Workers attending the 100,000-strong demonstration in Melbourne on June 30 spoke with World Socialist Web Site reporters about the Howard government’s new industrial relations legislation and its impact on their jobs, living standards and basic rights. Some connected the attack on union rights with the government’s assault on refugees, the role of the Australian Labor Party (ALP) and union bureaucracies and other political concerns.
Vincent, a Maritime Union of Australia member, said: “When they first discussed changes to the unfair dismissal laws, they said it would only affect companies with a workforce of 20. Now it’s a workforce of 100, so they’re changing things every time you hear.
“Our industry has already been de-regulated and I’m a casualised worker—available 24 hours a day, 7 days a week. I came into this job after 1998, after the big dispute on the wharves, and was shocked at the casualisation. I was originally a BL [builder’s labourer], then a storeman and then worked in the metal industry.

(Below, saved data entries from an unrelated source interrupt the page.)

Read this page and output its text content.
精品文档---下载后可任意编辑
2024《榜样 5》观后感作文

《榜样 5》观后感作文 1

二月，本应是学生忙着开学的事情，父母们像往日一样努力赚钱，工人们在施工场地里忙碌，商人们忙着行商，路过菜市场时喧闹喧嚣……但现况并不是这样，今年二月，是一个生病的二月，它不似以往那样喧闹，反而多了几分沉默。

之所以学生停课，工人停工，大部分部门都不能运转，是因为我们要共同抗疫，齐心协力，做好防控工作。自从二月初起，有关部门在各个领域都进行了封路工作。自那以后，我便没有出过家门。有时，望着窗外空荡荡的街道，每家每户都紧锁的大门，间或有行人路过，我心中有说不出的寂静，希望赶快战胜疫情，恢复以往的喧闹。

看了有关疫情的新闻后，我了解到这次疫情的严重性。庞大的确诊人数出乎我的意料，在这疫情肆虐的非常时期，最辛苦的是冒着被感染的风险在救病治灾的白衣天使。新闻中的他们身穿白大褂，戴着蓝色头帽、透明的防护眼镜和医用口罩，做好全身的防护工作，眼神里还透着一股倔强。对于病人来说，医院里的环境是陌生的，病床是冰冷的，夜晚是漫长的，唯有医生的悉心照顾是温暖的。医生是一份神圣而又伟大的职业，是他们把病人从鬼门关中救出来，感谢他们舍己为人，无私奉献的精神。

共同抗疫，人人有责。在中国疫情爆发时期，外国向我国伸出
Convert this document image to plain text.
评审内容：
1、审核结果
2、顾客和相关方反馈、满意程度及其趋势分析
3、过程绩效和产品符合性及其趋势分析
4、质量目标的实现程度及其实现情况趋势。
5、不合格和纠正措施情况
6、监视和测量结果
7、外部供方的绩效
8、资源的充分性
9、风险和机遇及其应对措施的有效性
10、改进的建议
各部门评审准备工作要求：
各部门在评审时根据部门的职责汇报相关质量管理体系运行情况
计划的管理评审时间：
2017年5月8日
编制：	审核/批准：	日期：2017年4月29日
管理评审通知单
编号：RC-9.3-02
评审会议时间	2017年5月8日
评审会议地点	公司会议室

“All this began under [former ACTU secretary] Kelty, [Labor Prime Minister] Hawke, and co. They stagnated the union movement. Under Labor’s accord with the unions, which was the start of the rot with no right to industrial action, they pulled their heads in. It never should have got to this point.
“Last night I heard [Labor Party leader] Beazley on the ABC talking about tax relief and industrial action. But tax relief is Howard and [Treasurer] Costello’s cause. Beazley is trying to become popular but who wants tax relief when your wages have been completely destroyed, where there are no penalty rates and there’s complete casualisation of the workforce? With the changes to unfair dismissal, no one will be able to speak out without getting the sack.
“[Former Labor leader] Latham says the Labor Party is dead. That’s true. They have been seduced by big business—and it goes back to Hawke, Keating and Kelty. The rot set in decades ago and so rank-and-file workers are not represented in any form.
“The mass media also helped dictate the terms when they targetted [former union leaders] Gallagher and Halfpenny years ago. If you put up your hand for the union, you were said to be supporting criminals. This is all about capital domination—to enslave the people—and it’s same with the war in Iraq, which is an oil-based war and not about democracy.”
Ajith Wijesurija, from Consolidated Manufacturing Industry, a car component company in Kensington with 200 employees, said: “The current EBA between my company, CMI Kensington and the employees is due to expire in 2006. There is terrible work security now with the global competition situation. It’s going to be much worse for the future generations with the new laws, so we need to do something about it.”
Olga, a cleaner from Monash Medical Centre, said: “I’m here to protest about what Howard wants, which is going to affect us in many ways. We work weekends and we start early because we need the penalties. The government wants to cut everything. They’re always cutting from the poor, not them.”
Asked about the ALP, she said: “It doesn’t matter who comes in after elections because Labor does the same. Bob Hawke did the same thing when he was in office. We need someone strong to represent us.”
More than 100 employees from the Holeproof textile factory attended the rally. One explained that although conditions had not worsened very much in the factory, there was greater pressure for increased productivity. “This situation will only get worse with these new laws,” she said.
“The government is wrong to attack us at the workplace and it’s also wrong to attack refugees. They should have the right to come here and have a proper life, just like we did. We were able to come and work here many years ago because there was no work in China. Now these people are being treated like criminals.”
A busload of 48 workers attended the rally from Kew Residential Services (formerly known as Kew Cottages), which cares for severely disabled patients. Leah Gunn said management was cutting staff training, and the “high stress” had become “very difficult”.
“The situation in community services and health is absolutely terrible,” she continued. “The government has just continued to decimate these areas and this will worsen with the current proposal.”
Another employee said: “The ratio of patient to carer is still too high. For instance, two of us have to look after six residents at a time in the section where I work. These are the most difficult patients because they virtually need complete care, as well as being the most difficult in terms of behaviour.
“I am always there, hoping to stop self-injuries but there should be three to four people for six patients. It’s completely impossible. In fact, there are a high number of people constantly on stress or Workcover leave. And to make things worse, our employer has begun to bring in unqualified and not properly trained contract staff,” she said.
Wendy Towers from Flexidrive, a car brake manufacturer employing about 100 workers in Gisbourne, just outside Melbourne, said: “Our union delegate didn’t tell us we had to go out today, that it was up to us. Despite that, more than half the factory came.”
“It seems to me that only the people who agree with the proposal to change the IR [industrial relations] laws are those close to John Howard. As an individual, I can see that these laws will create a whole new situation. The picture that we face in our everyday lives is completely different to what Howard sees,” she said.